For each dataset, obtain the predicted values and errors. Plot the errors on a single plot with the x-axis as the $\log_{10} R$ and y-axis is the errors. Compare this plot with the one in Part 1, which one looks better?

In [None]:
#First get the slope and intercept for each dataset
regression_slope_c1 = ...
regression_intercept_c1 = ...

regression_slope_c2 = ...
regression_intercept_c2 = ...

regression_slope_c3 = ...
regression_intercept_c3 = ...

In [None]:
#Calculate the predicted values
predicted_c1 = ...
predicted_c2 = ...
predicted_c3 = ...

In [None]:
#Now get the errors
actual_c1 = ...
errors_c1 = actual_c1 - predicted_c1

actual_c2 = ...
errors_c2 = actual_c2 - predicted_c2

actual_c3 = ...
errors_c3 = actual_c3 - predicted_c3

To make the residual plot, we can combine the three datasets into a large dataset using .append(). See example in below:

In [None]:
data_new = data_c1
data_new.append(data_c2)
data_new.append(data_c3)
data_new

In [None]:
# plot the predicted errors, compare it with the plot in Part 1


#### Root Mean Square Error

To compare the results with part 1, let's calculate the root mean square errors. 

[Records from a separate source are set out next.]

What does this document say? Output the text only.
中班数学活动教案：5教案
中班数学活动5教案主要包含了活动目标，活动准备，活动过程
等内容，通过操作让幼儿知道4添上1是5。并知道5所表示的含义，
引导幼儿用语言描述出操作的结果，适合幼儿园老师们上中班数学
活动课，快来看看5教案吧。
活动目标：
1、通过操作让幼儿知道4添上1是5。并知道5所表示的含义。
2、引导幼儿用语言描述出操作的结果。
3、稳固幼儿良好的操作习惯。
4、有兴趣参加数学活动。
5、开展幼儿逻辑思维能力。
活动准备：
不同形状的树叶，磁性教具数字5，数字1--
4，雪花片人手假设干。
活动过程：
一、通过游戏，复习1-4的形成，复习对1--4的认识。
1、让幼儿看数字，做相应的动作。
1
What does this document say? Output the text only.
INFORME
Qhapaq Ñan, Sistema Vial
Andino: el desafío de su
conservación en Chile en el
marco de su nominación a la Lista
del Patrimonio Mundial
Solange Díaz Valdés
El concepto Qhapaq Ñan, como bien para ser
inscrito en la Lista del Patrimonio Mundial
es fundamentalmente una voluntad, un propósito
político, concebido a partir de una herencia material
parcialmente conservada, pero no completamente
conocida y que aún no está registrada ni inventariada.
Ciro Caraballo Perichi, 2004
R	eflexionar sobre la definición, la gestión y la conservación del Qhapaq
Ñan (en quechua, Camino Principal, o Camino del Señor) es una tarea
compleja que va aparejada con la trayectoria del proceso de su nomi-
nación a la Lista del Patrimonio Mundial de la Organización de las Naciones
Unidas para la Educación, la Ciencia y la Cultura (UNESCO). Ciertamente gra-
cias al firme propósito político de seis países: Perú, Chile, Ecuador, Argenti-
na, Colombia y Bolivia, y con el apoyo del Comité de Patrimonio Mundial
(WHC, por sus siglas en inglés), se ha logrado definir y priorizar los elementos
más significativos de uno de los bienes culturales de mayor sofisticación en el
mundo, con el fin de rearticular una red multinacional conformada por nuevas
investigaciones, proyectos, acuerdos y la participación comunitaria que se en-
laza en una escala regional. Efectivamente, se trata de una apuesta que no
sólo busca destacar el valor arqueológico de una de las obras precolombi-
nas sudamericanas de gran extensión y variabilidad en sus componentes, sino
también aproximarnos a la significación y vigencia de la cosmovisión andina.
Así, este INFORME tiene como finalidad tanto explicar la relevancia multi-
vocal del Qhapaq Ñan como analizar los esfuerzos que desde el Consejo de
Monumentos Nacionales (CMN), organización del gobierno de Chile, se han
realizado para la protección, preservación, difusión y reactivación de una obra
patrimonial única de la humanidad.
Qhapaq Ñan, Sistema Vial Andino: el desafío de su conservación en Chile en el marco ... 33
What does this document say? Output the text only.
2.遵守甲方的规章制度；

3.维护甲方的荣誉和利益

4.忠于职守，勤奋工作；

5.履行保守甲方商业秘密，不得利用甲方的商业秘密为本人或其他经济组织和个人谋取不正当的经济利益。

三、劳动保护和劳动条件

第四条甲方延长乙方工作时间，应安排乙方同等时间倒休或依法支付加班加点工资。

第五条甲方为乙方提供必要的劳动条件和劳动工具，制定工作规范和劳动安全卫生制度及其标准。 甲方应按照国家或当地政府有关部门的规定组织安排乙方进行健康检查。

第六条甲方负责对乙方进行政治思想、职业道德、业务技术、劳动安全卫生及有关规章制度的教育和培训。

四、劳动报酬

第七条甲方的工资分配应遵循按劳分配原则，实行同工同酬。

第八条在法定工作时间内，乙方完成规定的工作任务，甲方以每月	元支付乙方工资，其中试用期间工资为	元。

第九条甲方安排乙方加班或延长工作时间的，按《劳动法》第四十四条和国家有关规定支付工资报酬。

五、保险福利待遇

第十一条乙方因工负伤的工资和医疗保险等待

To calculate the root mean square root for the whole dataset. We first obtain the means square errors for each dataset. We then sum up the three mean square errors. The root mean square error is the square root of the sum.

In [None]:
...

### Which method is better (Part 1 and Part 3)?

Compare the results from part 1 and part 3. Which results look better? 

- Plot the best fit regression lines

Which results you would use in practice? Why? 


In [None]:
# Plot the best fit regression line in Part 1
...

In [None]:
# Plot the Kmeans best fit regression lines in Part 3 in a single plot
...